Há dois anos, um divisor de águas foi estabelecido no Sistema CFQ/CRQs: foi em final de julho de 2018 que, após três dias de muito trabalho, o Sistema chegou a seu Planejamento Estratégico – uma congregação de metas, objetivos e estratégias para projetar o futuro dos conselhos profissionais de Química no horizonte de uma década, de 2018 a 2028.

O cenário em que o Planejamento Estratégico foi concebido, por si só, diz muito sobre a natureza da proposta. A diretoria, em concordância absoluta com a nova gestão do presidente do Conselho Federal de Química (CFQ), José de Ribamar Oliveira Filho, definiu por bem profissionalizar a gestão do Sistema. A ideia empolgava os membros do Conselho Federal, mas havia a questão do como fazer. Aí, entrou em campo a expertise técnica dos gestores para construir o planejamento. O gerente-geral Renato Melo alinhou com os demais gestores a sistemática: a proposta era fazer uma imersão de três dias, para garantir concentração dos participantes. Outro ganho da imersão – o local escolhido foi um espaço em Pirenópolis (GO) – era favorecer a integração, uma marca que a nova gestão fazia questão de estabelecer no Sistema CFQ/CRQs.

“Entre a decisão de fazer o evento e sua realização foi tudo muito rápido. Não tínhamos nada, nem contratos, nem estrutura – mas tínhamos o mais importante: o inabalável anseio do Presidente e Diretoria em fazer o que precisava ser feito… Iniciamos então o trabalho!  … Fizemos o questionário eletrônico. Convidamos os participantes com uma gravação do presidente, feita por mim, de maneira amadora. Foi na raça. Um momento importante, vários presidentes, colaboradores, colegas que não se conheciam, tamanho era o distanciamento que havia no Sistema antes. Havia atores importantes dos regionais que nunca haviam se encontrado antes”, relembra Renato Melo.

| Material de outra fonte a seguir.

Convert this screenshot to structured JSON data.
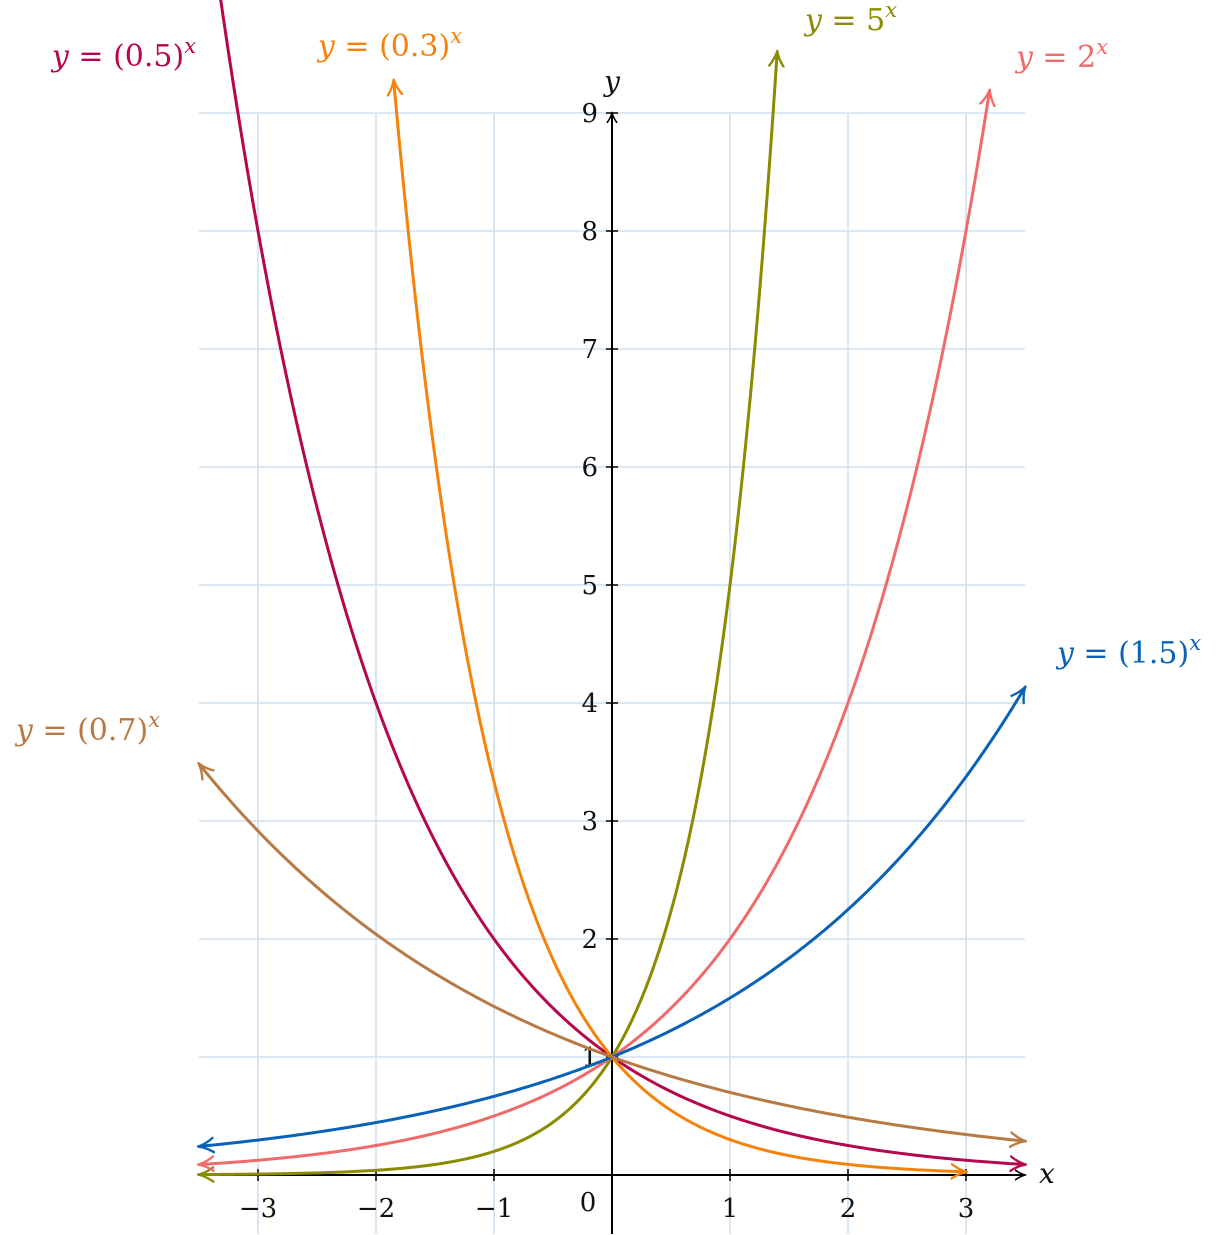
{
  "chart_data": {
    "type": "line",
    "title": "",
    "xlabel": "x",
    "ylabel": "y",
    "xlim": [
      -3.5,
      3.5
    ],
    "ylim": [
      -0.5,
      9
    ],
    "grid": true,
    "origin_label": "0",
    "x_ticks": [
      {
        "value": -3,
        "label": "−3"
      },
      {
        "value": -2,
        "label": "−2"
      },
      {
        "value": -1,
        "label": "−1"
      },
      {
        "value": 1,
        "label": "1"
      },
      {
        "value": 2,
        "label": "2"
      },
      {
        "value": 3,
        "label": "3"
      }
    ],
    "y_ticks": [
      {
        "value": 1,
        "label": "1"
      },
      {
        "value": 2,
        "label": "2"
      },
      {
        "value": 3,
        "label": "3"
      },
      {
        "value": 4,
        "label": "4"
      },
      {
        "value": 5,
        "label": "5"
      },
      {
        "value": 6,
        "label": "6"
      },
      {
        "value": 7,
        "label": "7"
      },
      {
        "value": 8,
        "label": "8"
      },
      {
        "value": 9,
        "label": "9"
      }
    ],
    "series": [
      {
        "label_lhs": "y = ",
        "label_base": "(0.5)",
        "label_exp": "x",
        "base": 0.5,
        "domain": [
          -3.35,
          3.5
        ],
        "color": "#b5064e"
      },
      {
        "label_lhs": "y = ",
        "label_base": "(0.3)",
        "label_exp": "x",
        "base": 0.3,
        "domain": [
          -1.85,
          3.0
        ],
        "color": "#f5820b"
      },
      {
        "label_lhs": "y = ",
        "label_base": "5",
        "label_exp": "x",
        "base": 5,
        "domain": [
          -3.5,
          1.4
        ],
        "color": "#8b8b00"
      },
      {
        "label_lhs": "y = ",
        "label_base": "2",
        "label_exp": "x",
        "base": 2,
        "domain": [
          -3.5,
          3.2
        ],
        "color": "#f06a6a"
      },
      {
        "label_lhs": "y = ",
        "label_base": "(1.5)",
        "label_exp": "x",
        "base": 1.5,
        "domain": [
          -3.5,
          3.5
        ],
        "color": "#0a62b6"
      },
      {
        "label_lhs": "y = ",
        "label_base": "(0.7)",
        "label_exp": "x",
        "base": 0.7,
        "domain": [
          -3.5,
          3.5
        ],
        "color": "#b87a45"
      }
    ]
  }
}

Propósito de definir metas e objetivos impulsionou ideia

O sucesso da empreitada se deve, porém, à determinação da diretoria do CFQ em realizar o Planejamento Estratégico. O 1º vice-presidente do CFQ, Fuad Haddad, relembra que era imperativo ao Sistema adotar um planejamento “para criar um novo modelo de gestão que viesse auxiliar na compreensão das mudanças do ambiente externo e interno, bem como identificar oportunidades de melhoria para todo o Sistema CFQ/CRQs”.

Haddad prossegue:

“Existe uma frase muito conhecida que diz: ‘se você não sabe aonde quer ir, qualquer caminho serve’. Desta forma fica evidente que ao aceitar “qualquer caminho”, sem ter uma estrutura, sem consolidar uma cultura organizacional, sem definir regras e valores, não haveria a mínima possibilidade de sucesso, de quebra de paradigmas, para esta nova gestão no CFQ. Por esse motivo, e pela convicção de saber onde exatamente queríamos chegar, não poderíamos abrir mão da implantação do Planejamento Estratégico, a partir do CFQ e em ato contínuo se estendendo para todos os entes federativos, ou seja, aos Conselhos Regionais de Química“.

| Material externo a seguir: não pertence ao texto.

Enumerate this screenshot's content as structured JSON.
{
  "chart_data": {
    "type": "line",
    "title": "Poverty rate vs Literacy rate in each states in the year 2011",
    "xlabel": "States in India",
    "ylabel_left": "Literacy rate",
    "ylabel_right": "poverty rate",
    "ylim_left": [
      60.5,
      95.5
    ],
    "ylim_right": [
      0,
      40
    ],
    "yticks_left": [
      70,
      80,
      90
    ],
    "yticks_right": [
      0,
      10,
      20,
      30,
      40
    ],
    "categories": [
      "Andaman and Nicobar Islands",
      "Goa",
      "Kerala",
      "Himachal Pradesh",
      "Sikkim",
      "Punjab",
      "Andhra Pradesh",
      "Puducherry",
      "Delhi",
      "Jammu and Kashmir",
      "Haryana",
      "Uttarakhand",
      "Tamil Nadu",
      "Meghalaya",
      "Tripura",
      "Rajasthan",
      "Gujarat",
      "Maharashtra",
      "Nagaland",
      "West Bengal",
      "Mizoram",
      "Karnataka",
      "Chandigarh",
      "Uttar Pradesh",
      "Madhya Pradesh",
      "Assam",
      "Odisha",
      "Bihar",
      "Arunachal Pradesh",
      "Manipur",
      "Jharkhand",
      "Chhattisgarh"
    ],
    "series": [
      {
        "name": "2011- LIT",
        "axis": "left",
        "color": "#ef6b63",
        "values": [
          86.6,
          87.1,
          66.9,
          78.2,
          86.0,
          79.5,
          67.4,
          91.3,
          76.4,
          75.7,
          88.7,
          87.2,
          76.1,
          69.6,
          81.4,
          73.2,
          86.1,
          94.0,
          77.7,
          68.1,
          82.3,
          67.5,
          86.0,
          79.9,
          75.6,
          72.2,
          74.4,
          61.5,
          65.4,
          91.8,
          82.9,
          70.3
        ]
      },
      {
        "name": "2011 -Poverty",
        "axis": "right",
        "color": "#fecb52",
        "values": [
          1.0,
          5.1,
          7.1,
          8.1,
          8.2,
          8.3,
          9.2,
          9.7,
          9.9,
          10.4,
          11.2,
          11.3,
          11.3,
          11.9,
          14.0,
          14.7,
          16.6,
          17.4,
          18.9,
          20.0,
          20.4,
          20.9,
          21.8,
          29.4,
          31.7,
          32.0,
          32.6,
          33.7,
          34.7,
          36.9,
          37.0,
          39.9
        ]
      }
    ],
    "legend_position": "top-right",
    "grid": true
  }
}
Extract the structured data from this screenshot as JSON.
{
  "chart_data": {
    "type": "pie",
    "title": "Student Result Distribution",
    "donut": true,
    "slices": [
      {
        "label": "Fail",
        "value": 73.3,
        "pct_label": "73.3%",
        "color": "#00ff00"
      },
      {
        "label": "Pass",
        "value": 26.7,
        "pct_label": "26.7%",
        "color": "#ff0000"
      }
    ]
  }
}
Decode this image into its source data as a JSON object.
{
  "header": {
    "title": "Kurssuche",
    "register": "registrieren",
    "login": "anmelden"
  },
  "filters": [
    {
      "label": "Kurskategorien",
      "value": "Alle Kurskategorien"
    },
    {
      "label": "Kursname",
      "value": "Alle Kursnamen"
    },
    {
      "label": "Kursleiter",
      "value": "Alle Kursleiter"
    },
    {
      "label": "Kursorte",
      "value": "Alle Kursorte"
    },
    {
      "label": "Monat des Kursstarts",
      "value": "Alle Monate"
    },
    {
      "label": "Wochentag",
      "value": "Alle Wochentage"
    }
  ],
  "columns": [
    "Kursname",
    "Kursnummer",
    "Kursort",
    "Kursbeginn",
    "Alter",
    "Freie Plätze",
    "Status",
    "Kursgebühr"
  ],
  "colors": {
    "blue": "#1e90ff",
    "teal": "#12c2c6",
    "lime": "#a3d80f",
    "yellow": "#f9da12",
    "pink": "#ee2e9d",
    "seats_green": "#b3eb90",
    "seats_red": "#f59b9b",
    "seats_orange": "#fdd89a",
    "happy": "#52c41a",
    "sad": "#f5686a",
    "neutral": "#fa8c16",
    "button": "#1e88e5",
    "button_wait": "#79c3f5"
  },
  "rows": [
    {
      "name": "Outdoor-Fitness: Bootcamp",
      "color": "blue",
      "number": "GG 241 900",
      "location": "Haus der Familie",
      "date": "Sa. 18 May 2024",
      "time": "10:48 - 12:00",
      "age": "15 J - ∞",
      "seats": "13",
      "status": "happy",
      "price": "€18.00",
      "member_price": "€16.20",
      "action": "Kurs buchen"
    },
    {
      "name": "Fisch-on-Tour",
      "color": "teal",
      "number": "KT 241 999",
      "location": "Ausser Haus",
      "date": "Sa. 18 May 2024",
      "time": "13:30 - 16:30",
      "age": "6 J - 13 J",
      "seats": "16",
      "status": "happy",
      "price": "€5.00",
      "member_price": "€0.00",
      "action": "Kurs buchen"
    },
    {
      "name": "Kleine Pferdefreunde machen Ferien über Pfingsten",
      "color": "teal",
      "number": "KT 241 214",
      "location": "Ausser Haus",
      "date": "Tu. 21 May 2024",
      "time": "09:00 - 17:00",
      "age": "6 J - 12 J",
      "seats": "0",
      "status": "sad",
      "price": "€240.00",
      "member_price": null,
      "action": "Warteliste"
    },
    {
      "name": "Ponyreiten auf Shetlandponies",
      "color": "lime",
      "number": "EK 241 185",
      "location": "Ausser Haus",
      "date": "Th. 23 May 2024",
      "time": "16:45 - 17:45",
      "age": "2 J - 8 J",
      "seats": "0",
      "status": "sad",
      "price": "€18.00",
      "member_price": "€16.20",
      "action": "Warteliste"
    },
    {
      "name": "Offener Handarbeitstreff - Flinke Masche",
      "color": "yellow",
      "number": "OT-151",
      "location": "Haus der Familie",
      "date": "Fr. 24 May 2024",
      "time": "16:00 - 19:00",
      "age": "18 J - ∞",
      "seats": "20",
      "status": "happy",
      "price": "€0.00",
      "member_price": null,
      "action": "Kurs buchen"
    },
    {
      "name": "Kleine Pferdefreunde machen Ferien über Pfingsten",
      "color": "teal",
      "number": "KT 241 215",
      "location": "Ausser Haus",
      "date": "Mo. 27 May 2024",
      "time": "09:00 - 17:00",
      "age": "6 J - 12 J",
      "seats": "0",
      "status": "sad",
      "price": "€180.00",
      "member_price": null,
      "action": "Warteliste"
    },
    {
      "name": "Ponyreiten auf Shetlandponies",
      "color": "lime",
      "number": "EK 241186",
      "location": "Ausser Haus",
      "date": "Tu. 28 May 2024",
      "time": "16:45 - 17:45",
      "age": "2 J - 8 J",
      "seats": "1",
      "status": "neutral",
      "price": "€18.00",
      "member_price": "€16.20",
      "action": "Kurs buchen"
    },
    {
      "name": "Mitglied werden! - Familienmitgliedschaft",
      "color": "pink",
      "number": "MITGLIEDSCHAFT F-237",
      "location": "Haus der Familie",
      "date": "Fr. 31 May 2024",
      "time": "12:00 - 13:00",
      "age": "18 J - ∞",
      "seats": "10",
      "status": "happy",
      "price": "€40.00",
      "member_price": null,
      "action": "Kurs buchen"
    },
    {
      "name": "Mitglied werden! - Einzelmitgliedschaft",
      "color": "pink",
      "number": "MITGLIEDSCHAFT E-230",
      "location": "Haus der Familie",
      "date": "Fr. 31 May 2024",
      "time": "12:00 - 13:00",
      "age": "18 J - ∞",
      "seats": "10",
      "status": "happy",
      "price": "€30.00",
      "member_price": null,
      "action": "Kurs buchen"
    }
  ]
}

Para o presidente José de Ribamar, a partir do Planejamento Estratégico foi possível deixar claros os meios a serem adotados para que os objetivos sejam alcançados.

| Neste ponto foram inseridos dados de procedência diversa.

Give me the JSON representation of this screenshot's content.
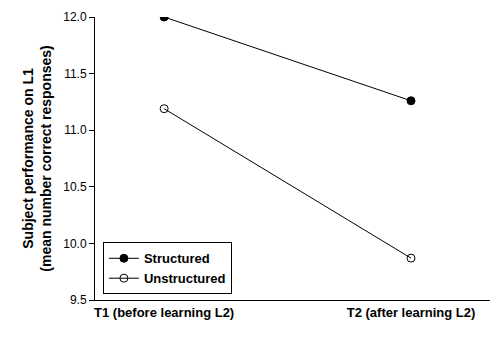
{
  "chart_data": {
    "type": "line",
    "y_label": "Subject performance on L1\n(mean number correct responses)",
    "categories": [
      "T1 (before learning L2)",
      "T2 (after learning L2)"
    ],
    "series": [
      {
        "name": "Structured",
        "color": "#000000",
        "marker": "circle",
        "line_style": "solid",
        "values": [
          12.0,
          11.26
        ]
      },
      {
        "name": "Unstructured",
        "color": "#000000",
        "marker": "circle-open",
        "line_style": "solid",
        "values": [
          11.19,
          9.87
        ]
      }
    ],
    "ylim": [
      9.5,
      12.0
    ],
    "yticks": [
      9.5,
      {
        "value": 10,
        "label": "10.0"
      },
      10.5,
      {
        "value": 11,
        "label": "11.0"
      },
      11.5,
      {
        "value": 12,
        "label": "12.0"
      }
    ],
    "grid": false,
    "legend": "lower left"
  }
}
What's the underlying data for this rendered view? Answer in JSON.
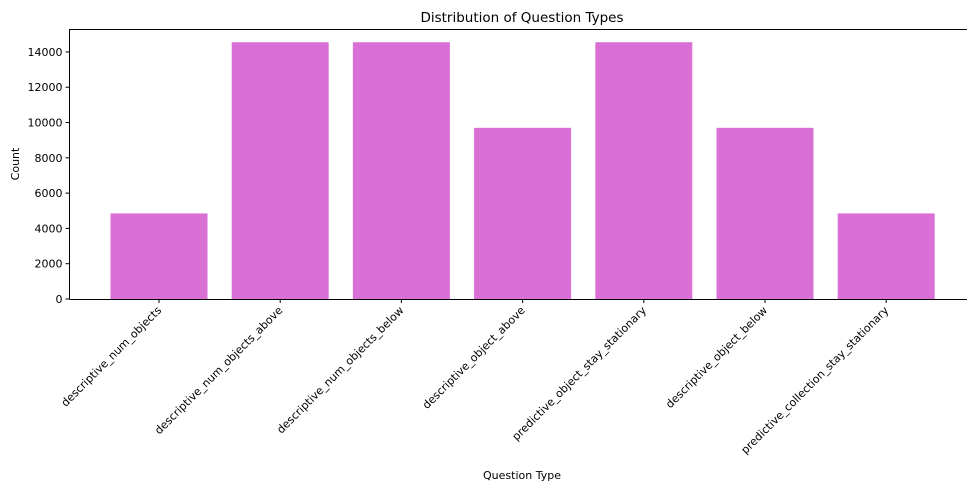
{
  "chart_data": {
    "type": "bar",
    "title": "Distribution of Question Types",
    "xlabel": "Question Type",
    "ylabel": "Count",
    "categories": [
      "descriptive_num_objects",
      "descriptive_num_objects_above",
      "descriptive_num_objects_below",
      "descriptive_object_above",
      "predictive_object_stay_stationary",
      "descriptive_object_below",
      "predictive_collection_stay_stationary"
    ],
    "values": [
      4850,
      14550,
      14550,
      9700,
      14550,
      9700,
      4850
    ],
    "yticks": [
      0,
      2000,
      4000,
      6000,
      8000,
      10000,
      12000,
      14000
    ],
    "ylim": [
      0,
      15300
    ],
    "bar_color": "#da70d6",
    "grid": false,
    "legend": "none"
  }
}
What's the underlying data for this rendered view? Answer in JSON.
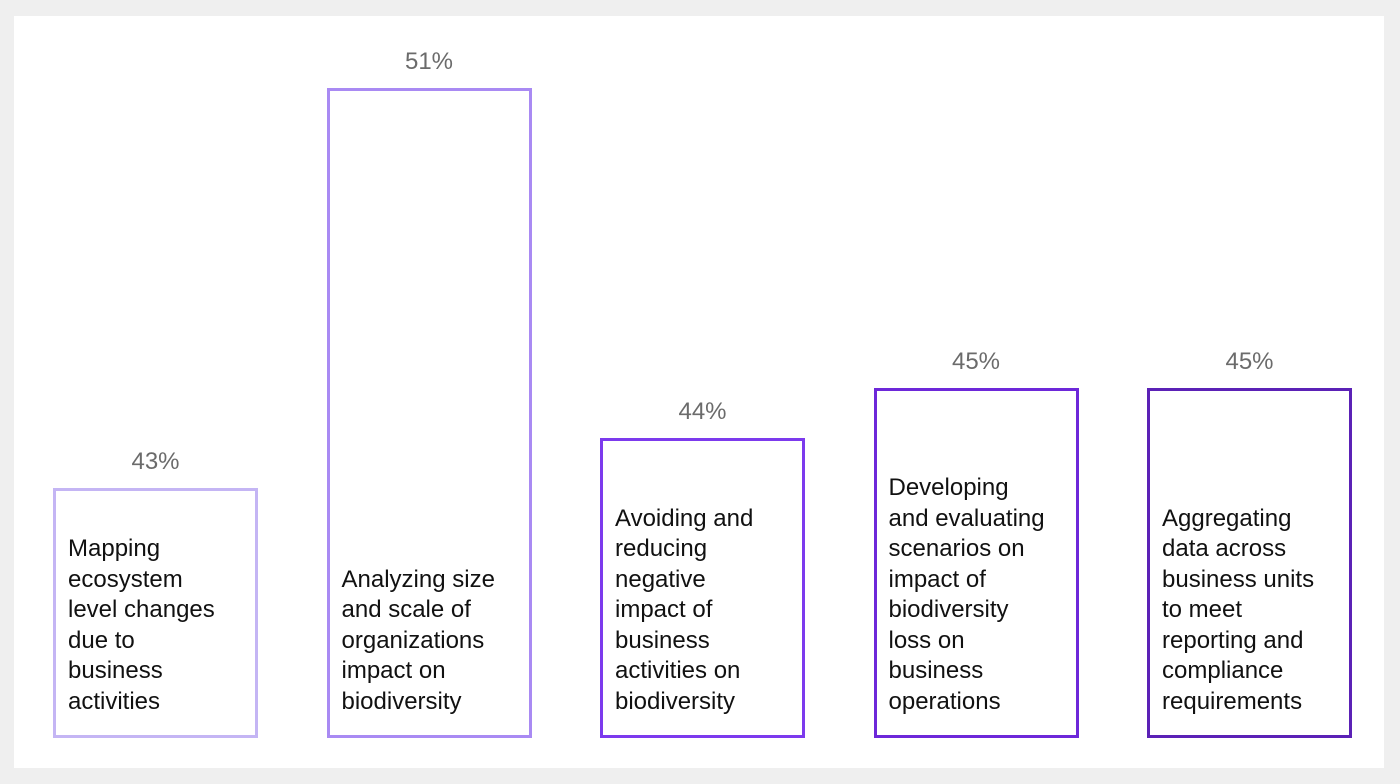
{
  "chart_data": {
    "type": "bar",
    "title": "",
    "xlabel": "",
    "ylabel": "",
    "categories": [
      "Mapping\necosystem\nlevel changes\ndue to\nbusiness\nactivities",
      "Analyzing size\nand scale of\norganizations\nimpact on\nbiodiversity",
      "Avoiding and\nreducing\nnegative\nimpact of\nbusiness\nactivities on\nbiodiversity",
      "Developing\nand evaluating\nscenarios on\nimpact of\nbiodiversity\nloss on\nbusiness\noperations",
      "Aggregating\ndata across\nbusiness units\nto meet\nreporting and\ncompliance\nrequirements"
    ],
    "values": [
      43,
      51,
      44,
      45,
      45
    ],
    "value_labels": [
      "43%",
      "51%",
      "44%",
      "45%",
      "45%"
    ],
    "ylim": [
      38,
      51
    ],
    "grid": false,
    "legend": "none",
    "colors": [
      "#c4b5f4",
      "#a98af3",
      "#7c3aed",
      "#6d28d9",
      "#5b21b6"
    ]
  }
}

“Desde o começo, deixamos bem claro que nosso compromisso era o de elevar o nível de excelência em gestão. As diretrizes foram dadas e insisti que gostaria de ver o Sistema CFQ/CRQs evoluindo rumo à integração total, com transparência e unidade de discurso. Aqui, o poder é compartilhado entre todos. Não havia sentido que o Planejamento Estratégico, por exemplo, ficasse restrito ao CFQ… Teria que ser algo que mudasse o paradigma de todo o Sistema, sendo assimilado também pelos CRQs. E assim foi feito”, afirma o presidente.

Planejamento se propõe a ser claro, prático e transparente

A execução do projeto, a construção do Planejamento Estratégico, foi realizada à imagem e semelhança da nova gestão. O processo era inteiramente novo pro Sistema CFQ/CRQs e a falta de uma cultura administrativa mais elaborada gerou um receio de que houvesse um gap, até de comunicação, entre o que preconizava o Planejamento e a compreensão do público interno dos conselhos. O risco que existia era de que o texto soasse abstrato demais e não produzisse a mudança efetiva que era esperada.

“Tivemos uma preocupação com a base, aprendizado e crescimento. Discutimos políticas, discutimos técnica, mas acima de tudo os caminhos que nos levam à excelência em governança e gestão. Por fim, construímos uma visão de efetividade: não adianta planejar e não entregar resultados. Foi tudo muito bem canalizado”, afirma Renato Melo.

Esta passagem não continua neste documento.